John Reed, the great American labor journalist and a founder of the Communist Party USA, was the first to bring this country the news of what had happened in Russia on Nov. 7, 1917. In “Ten Days that Shook the World,” he wrote that the workers, led by Lenin, and carrying the banner of “peace, bread and brotherhood,” had seized power. The “Great October Revolution” (in their calendar, it was October) set itself the task of transforming an oppressive empire into a socialist society.

During the 20th century the seed planted by that revolution grew into a world socialist movement that transformed backward societies, won important economic and social rights for countless millions, assisted countries breaking free of colonialism, defeated fascism, constituted a pressure on the rulers in the capitalist world to make concessions to their workers and democratic movements, and countered the aggressive aims of U.S. imperialism for nearly 50 years.

It is appropriate on this 90th anniversary of that revolution to keep in mind how similar the aspirations of Americans today are to the aspirations of the masses of Russian people who made the 1917 revolution.

Like those revolutionaries, working people and democratic forces in the U.S. seek a future without war, exploitation, inequality and poverty. Americans today, like the revolutionaries in 1917, want the great wealth of this country to be for the benefit of all the people. Americans today, like the Russian revolutionaries then, want a foreign policy based on peace and cooperation. Americans today, like the revolutionaries in 1917, seek an expansion of democracy and social equality.

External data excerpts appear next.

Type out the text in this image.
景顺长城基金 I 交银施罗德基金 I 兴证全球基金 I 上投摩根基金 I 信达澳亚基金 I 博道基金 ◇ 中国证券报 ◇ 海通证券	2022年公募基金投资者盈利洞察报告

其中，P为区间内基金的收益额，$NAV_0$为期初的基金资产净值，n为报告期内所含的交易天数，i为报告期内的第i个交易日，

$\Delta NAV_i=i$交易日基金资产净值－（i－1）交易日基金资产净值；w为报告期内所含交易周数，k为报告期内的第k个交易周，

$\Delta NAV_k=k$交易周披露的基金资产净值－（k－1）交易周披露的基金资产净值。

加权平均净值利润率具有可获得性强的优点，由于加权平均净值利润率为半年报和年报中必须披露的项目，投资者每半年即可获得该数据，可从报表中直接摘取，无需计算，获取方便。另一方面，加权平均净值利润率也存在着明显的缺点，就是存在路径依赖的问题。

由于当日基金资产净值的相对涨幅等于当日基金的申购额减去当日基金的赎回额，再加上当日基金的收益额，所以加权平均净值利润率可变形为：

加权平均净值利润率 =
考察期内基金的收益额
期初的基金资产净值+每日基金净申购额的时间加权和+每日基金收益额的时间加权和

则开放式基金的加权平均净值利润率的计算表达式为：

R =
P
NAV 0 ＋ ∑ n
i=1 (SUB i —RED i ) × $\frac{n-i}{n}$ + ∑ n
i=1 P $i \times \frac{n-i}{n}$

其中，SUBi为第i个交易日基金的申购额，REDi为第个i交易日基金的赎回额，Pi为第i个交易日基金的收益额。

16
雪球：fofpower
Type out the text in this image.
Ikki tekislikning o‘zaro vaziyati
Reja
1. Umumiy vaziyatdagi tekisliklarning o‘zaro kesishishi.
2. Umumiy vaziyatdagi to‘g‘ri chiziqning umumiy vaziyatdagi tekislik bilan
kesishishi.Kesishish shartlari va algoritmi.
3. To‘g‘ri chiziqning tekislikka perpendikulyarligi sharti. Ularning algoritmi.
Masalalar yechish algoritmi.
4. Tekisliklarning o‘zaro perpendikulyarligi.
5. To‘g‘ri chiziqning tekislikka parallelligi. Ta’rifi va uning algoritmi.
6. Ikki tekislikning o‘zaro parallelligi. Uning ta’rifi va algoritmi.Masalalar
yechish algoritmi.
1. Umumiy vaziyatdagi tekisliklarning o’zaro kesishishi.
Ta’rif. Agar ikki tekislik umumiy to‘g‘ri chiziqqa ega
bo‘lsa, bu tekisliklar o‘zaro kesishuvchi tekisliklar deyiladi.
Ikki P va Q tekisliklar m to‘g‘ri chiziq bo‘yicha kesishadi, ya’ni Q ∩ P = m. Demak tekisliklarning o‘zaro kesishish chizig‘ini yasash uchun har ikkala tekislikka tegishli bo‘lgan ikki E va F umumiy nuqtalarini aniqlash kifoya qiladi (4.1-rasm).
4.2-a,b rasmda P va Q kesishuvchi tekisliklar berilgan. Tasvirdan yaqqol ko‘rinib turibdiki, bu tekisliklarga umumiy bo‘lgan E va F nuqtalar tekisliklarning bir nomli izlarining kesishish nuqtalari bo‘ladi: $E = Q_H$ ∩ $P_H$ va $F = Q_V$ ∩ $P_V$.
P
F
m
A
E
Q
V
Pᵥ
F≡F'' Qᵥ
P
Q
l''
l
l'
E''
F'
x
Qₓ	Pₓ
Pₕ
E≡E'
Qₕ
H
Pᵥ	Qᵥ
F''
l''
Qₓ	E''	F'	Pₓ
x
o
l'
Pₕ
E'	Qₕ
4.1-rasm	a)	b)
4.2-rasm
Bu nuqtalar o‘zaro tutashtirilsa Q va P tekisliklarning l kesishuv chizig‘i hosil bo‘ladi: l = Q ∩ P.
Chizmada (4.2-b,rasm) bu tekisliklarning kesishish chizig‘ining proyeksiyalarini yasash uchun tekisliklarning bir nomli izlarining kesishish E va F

Our urgent political task today is to defeat the ultra-right, ending its grip on our country and the world. But the problems of war and corporate globalization that we have faced over the past decades underscore the profound significance of the Great October Revolution in opening a new chapter in the struggle for a better world. The future of peace and social justice sought by the revolutionaries then and most Americans now will ultimately be realizable only with socialism. For working people and their allies socialism is not a dream, but a necessity.